Remember when I told you that the waiting was the worst? Well it still is; instead of giving me a straight answer about when (really if at this point I think) I can fly again I keep getting bumped from one quack to the next. They all ask me exactly the same questions peer into my ears and eyes and then tell me the same bland nothings as the last one!

Sorry, I'm just frustrated. If you were here I bet you would just look at them, raise an eyebrow and they'd tell you whatever you wanted to know. Always worked on me and I assume that's how you get all those criminals to confess. I wish you were here Dad, and not just so you could pry information out of these doctors, I miss you.

I hope things are all right over there and work isn't getting on top of you too much (although I doubted you'd tell me if it was). Looks like it's finally my turn so I'll have to finish this later.


There is was again, 'I wish you were here, I miss you' his son's words cut him to the quick and Foyle took a long drink of tea trying to ease the ache in his chest a memory coming unbidden to his mind.

"You have to stop blaming yourself for things you cannot control Christopher, it is tearing you apart."

"I'm sorry Rose but it feels like my responsibility, like there must be something I could have done to prevent it."

Rosalind nodded understandingly but spoke firmly, "Then you will have to take my word for it, it wasn't your fault and there was nothing you could have done differently, it was war Christopher."

The conversation was more than 25 years old now but as he looked at Rose's photograph Foyle could picture it all as clearly as if it had happened yesterday. It had taken place after a particularly bad nightmare when he had confessed to Rosalind that he still felt responsible for the men who had died under his command.

If she were still alive, he knew she would be saying the same type of thing about his feelings that he should have been with Andrew in Malta and he tried to cling to that as he picked up the final letter.


Dear Dad,

((I've been))

((I just met with))

((It's all))

Sorry, I just really don't know how to say this. I thought I wanted this but now that it's happened I don't want it at all. Sorry that doesn't make any sense does it? I'm done Dad. They won't let me fly again because of the sinusitis; "honorable discharge on medical grounds" is what Wing Co called. It feels like a cowards excuse; I'm going to go home but the rest of the lads aren't.

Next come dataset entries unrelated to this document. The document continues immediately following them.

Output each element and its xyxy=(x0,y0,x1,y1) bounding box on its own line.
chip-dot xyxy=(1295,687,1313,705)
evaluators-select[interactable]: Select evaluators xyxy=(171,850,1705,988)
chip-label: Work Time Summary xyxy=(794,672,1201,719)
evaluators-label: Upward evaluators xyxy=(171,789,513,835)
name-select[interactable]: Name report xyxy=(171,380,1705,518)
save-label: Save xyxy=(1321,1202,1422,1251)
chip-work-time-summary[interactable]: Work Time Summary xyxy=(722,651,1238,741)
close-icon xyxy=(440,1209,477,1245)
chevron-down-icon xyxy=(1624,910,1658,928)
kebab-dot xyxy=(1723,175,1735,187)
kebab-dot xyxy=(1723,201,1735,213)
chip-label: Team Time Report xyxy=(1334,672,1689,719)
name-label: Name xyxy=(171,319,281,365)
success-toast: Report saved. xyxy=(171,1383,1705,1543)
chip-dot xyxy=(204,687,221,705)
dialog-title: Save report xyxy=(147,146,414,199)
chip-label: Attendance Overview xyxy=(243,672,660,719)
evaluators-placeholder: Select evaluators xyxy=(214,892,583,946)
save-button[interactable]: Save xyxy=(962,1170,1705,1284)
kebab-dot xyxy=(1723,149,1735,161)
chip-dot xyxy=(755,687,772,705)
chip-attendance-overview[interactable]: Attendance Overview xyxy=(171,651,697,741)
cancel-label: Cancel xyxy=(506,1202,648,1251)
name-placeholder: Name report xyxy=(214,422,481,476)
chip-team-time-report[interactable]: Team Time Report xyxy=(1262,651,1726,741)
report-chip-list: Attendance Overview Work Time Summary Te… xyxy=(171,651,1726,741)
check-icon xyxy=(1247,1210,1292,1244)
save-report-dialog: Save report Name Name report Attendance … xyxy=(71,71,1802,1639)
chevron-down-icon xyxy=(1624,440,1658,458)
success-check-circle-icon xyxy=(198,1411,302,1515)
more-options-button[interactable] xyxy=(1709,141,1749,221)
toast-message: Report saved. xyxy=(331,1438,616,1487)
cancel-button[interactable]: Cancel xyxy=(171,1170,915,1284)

I thought I'd be happy, I've wanted this to be over for ages but not like this, I wanted to come home when it was all done, when there were no more ops to fly. Yet as much as I dislike it I'm also so incredibly relieved, I don't want to fly anymore Dad, some Squadron Leader I am…

I'm not sure when I'll get back, transport around here is iffy at the best of times and the doctors didn't sound keen on letting me fly, something to do with altitude and a possible relapse. It might be weeks before I'm actually back in England


Foyle read the letter over several times and then let his head fall back against his chair. The knowledge that his son, who had been award the DFC for flying through the Battle of Britain when the very fate of England rested on his young shoulders, could believe that a discharge on medical grounds marked him as a coward made him feel sick.

The fact that military discipline taught brave young men to think of themselves as cowards when they were simply too exhausted to go on left him seething. Wing Commander Turner had understood and Foyle suddenly wondered if he was still based in Hastings and if speaking to him might not do Andrew some good, 'I'll look into that on Monday.'

He surveyed the stack of letters and rubbed his face wearily; by complete chance he had learned more about his son's wartime experience in the last two days than Andrew might have ever chosen to tell him. His job now was to use that knowledge to help heal the wounds that Andrew kept hidden and pray that time would do the rest.

When Andrew came home the next day the letters were once again wedged between his laundry hamper and the wall and if he noticed that his father returned his hug a little more fiercely than usual he didn't mention it.